Die Präsentation des PUMS sowie der Verkehrsdaten aus dem Burggrafenamt und eine online durchgeführte Live-Umfrage hinterließen beim Publikum allerdings nicht den Eindruck, dass die Politik tatsächlich an den Meinungen der Bevölkerung interessiert war. „Für die Gemeinde war das ein skandalöser Abend. Viele Bürger*innen erwarteten sich Informationen zur Standseilbahn und eine offene Diskussion“, sagt Martin Kirchlechner, der als Sprecher des Initiativkomitees „Standseilbahn Meran – Schenna so nicht!“ bei der Versammlung war.
 
 

Das Programm

 
Der Verlauf des Abends: Patrick Kofler von der Agentur Helios gab zu Beginn Einblicke in den Verlauf der PUMS-Erstellung, der auf 10 Jahre angelegt ist. Bereits nach einer halben Stunde verließ die erste Person den Raum. Der nächste Programmpunkt war eine Bestandsaufnahme des Verkehrsplaners Stefano Ciurnelli.
Unter anderem erklärte Ciurnelli, dass der meiste Autoverkehr nach Meran von Lana und Algund kommt: 13.400 Autofahren täglich aus Lana und 6.000 aus Algund, aus Schenna sind es 2.800 und aus Dorf Tirol 3.100 Autofahrten pro Tag. Die Verkehrsdaten wurden an einem Wochentag im Herbst erhoben. Ob die Standseilbahn nach Schenna inklusive der Schnellbusverbindung durch die Stadt dennoch die versprochene Reduzierung des Autoverkehrs um 26 Prozent in Meran und Umgebung bringt, ist angesichts dieser Zahlen fraglich.

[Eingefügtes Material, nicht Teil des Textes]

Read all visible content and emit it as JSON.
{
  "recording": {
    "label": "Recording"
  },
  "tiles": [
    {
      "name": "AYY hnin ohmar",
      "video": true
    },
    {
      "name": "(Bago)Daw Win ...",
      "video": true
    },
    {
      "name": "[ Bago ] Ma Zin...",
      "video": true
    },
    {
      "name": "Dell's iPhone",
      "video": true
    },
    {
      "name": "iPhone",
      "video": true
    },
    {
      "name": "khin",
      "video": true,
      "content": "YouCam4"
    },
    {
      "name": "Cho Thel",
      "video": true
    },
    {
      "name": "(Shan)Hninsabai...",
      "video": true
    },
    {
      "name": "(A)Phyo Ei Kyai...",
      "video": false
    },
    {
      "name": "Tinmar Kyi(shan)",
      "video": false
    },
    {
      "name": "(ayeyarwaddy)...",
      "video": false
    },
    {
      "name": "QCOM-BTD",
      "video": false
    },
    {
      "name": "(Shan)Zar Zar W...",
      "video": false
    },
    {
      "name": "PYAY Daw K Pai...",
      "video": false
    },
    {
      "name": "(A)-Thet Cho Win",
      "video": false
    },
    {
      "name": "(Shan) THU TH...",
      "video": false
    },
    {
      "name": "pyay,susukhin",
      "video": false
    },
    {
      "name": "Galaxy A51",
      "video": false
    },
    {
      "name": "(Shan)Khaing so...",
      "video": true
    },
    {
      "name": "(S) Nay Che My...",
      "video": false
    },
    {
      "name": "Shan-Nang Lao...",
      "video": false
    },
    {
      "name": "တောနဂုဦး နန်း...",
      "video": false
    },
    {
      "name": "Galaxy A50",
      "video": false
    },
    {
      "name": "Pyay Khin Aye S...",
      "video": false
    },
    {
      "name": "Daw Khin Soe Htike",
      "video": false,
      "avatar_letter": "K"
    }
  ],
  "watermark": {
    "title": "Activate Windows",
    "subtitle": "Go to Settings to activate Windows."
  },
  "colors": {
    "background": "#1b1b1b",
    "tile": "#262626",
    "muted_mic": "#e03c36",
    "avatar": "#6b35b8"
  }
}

„An dem Abend wurde klar, dass Meran sich die grundlegende Frage stellen muss, wie sich die Stadt weiterentwickeln will“, so Kirchlechner. Denn der konstante Verkehr zwischen den umliegenden Gemeinden und der Stadt hänge aus seinen Augen auch mit den hohen Mieten in Meran, dem Geschäftesterben in der Innenstadt und dem Tourismus zusammen.

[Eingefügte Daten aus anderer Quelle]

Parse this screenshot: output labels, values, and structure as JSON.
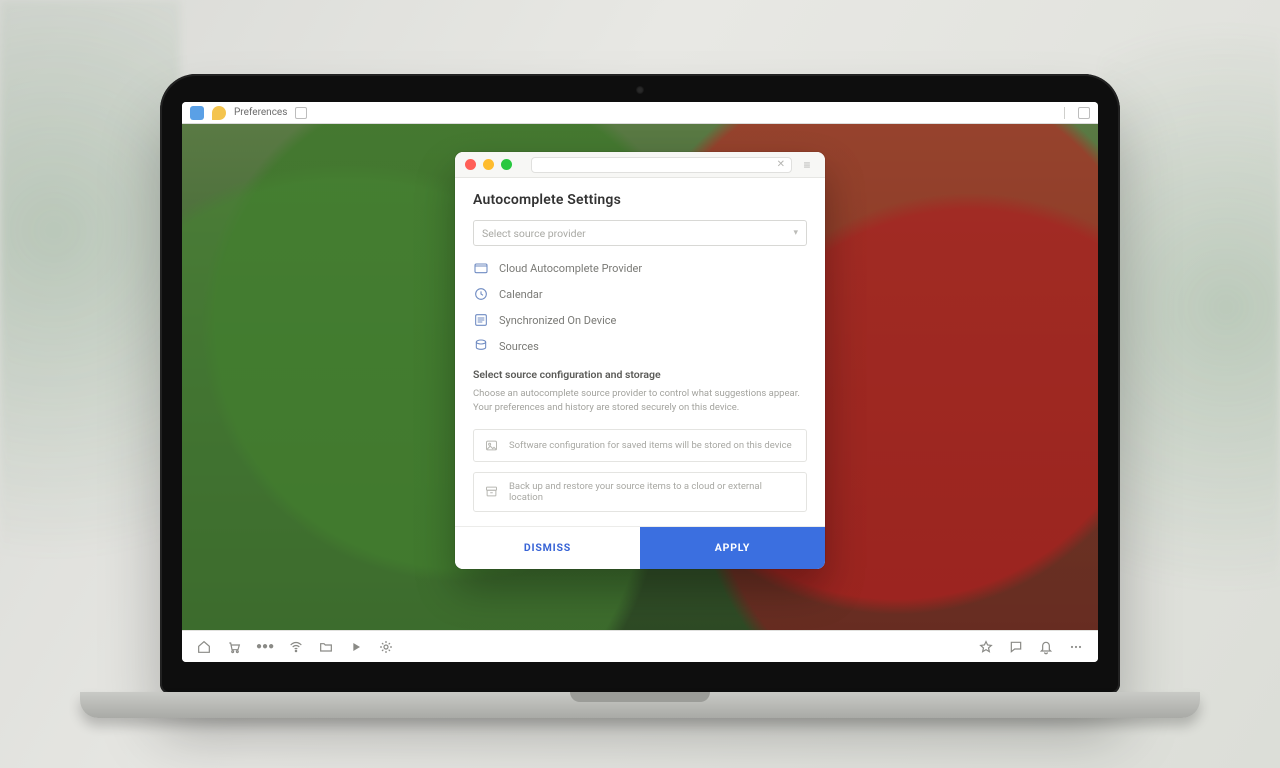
{
  "os_bar": {
    "app_label": "Preferences",
    "tray_icon": "menu"
  },
  "dialog": {
    "title": "Autocomplete Settings",
    "select_placeholder": "Select source provider",
    "options": [
      {
        "icon": "folder-icon",
        "label": "Cloud autocomplete provider"
      },
      {
        "icon": "clock-icon",
        "label": "Calendar"
      },
      {
        "icon": "list-icon",
        "label": "Synchronized on device"
      },
      {
        "icon": "database-icon",
        "label": "Sources"
      }
    ],
    "section": {
      "heading": "Select source configuration and storage",
      "description": "Choose an autocomplete source provider to control what suggestions appear. Your preferences and history are stored securely on this device."
    },
    "rows": [
      {
        "icon": "image-icon",
        "label": "Software configuration for saved items will be stored on this device"
      },
      {
        "icon": "archive-icon",
        "label": "Back up and restore your source items to a cloud or external location"
      }
    ],
    "buttons": {
      "secondary": "DISMISS",
      "primary": "APPLY"
    }
  },
  "taskbar": {
    "items": [
      "home",
      "cart",
      "network",
      "wifi",
      "folder",
      "play",
      "settings"
    ],
    "tray": [
      "star",
      "chat",
      "bell",
      "more"
    ]
  }
}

„Es fehlt die Transparenz und auch der Wille, über die Standseilbahn zu diskutieren. Ein Großteil der Menschen im sehr heterogenen Publikum wollte wissen, was vor der eigenen Haustür passiert“, sagt auch die Fraktionssprecherin der Grünen im Meraner Gemeinderat, Madeleine Rohrer. Neben ihr waren viele weitere Mitglieder aus dem Gemeinderat anwesend, aber auch Hoteliers aus Schenna und interessierte Bürger*innen, die mehr Informationen über das große Infrastrukturprojekt erfahren wollten.
 
 
Doch anstatt einer offenen Diskussion wurden dem Publikum im Kursaal über eine online durchgeführte Umfrage am Smartphone Fragen gestellt, die für viele einer Provokation gleichkamen. „Man hat sich als dumm verkauft gefühlt“, so Kirchlechner. Die Fragen waren suggestiv gestellt und die Teilnehmer*innen konnten ihre Zustimmung von 1 bis 5 angeben.

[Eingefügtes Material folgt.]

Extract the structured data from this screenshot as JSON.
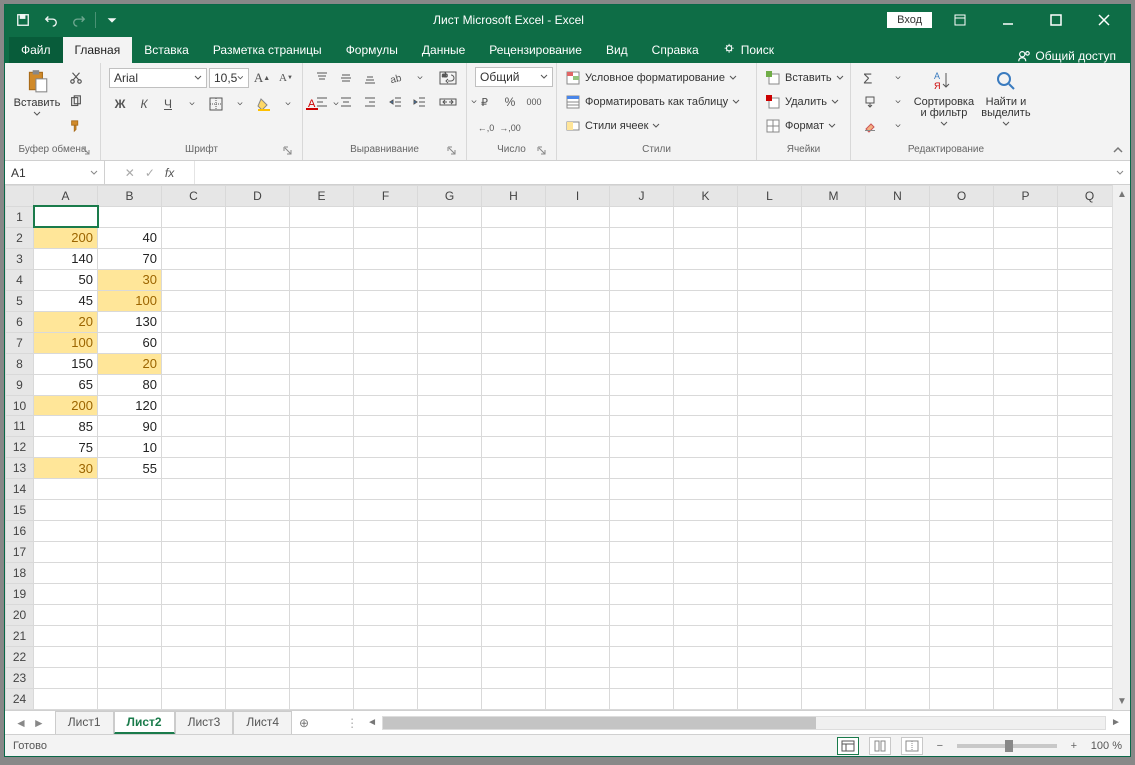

Es waren Fragen wie: Wünschen Sie sich den Ausbau des Radnetzes in Meran? Soll der Verkehr reduziert werden? Unterstützen Sie eine straßenunabhängige Mobilitätslösung für den Tourismus? Am Ende der Umfrage konnten noch eigene Anmerkungen eingetippt werden. Sie wurden anschließend als Wortwolke auf die Leinwand projiziert. „Das Ergebnis war für uns erfreulich, denn in der Mitte der Wolke stand ‚keine Standseilbahn‘“, so Kirchlechner vom Initiativkomitee. Allerdings seien die Ergebnisse nicht repräsentativ.
 

Aufgebrachte Stimmung

 
Als sich Bürger*innen während der Versammlung zu Wort melden wollten, wurde ihnen das verwehrt. Moderator Patrick Kofler machte während der Vorträge von Helios und Ciurnelli klar: Wortmeldungen aus dem Publikum sind nicht gewünscht. Gegen Ende der Veranstaltung kam es schließlich zu Buhrufen und Beschimpfungen. Ein Mann aus dem Publikum wollte sich äußern und erhielt das Mikrofon nicht.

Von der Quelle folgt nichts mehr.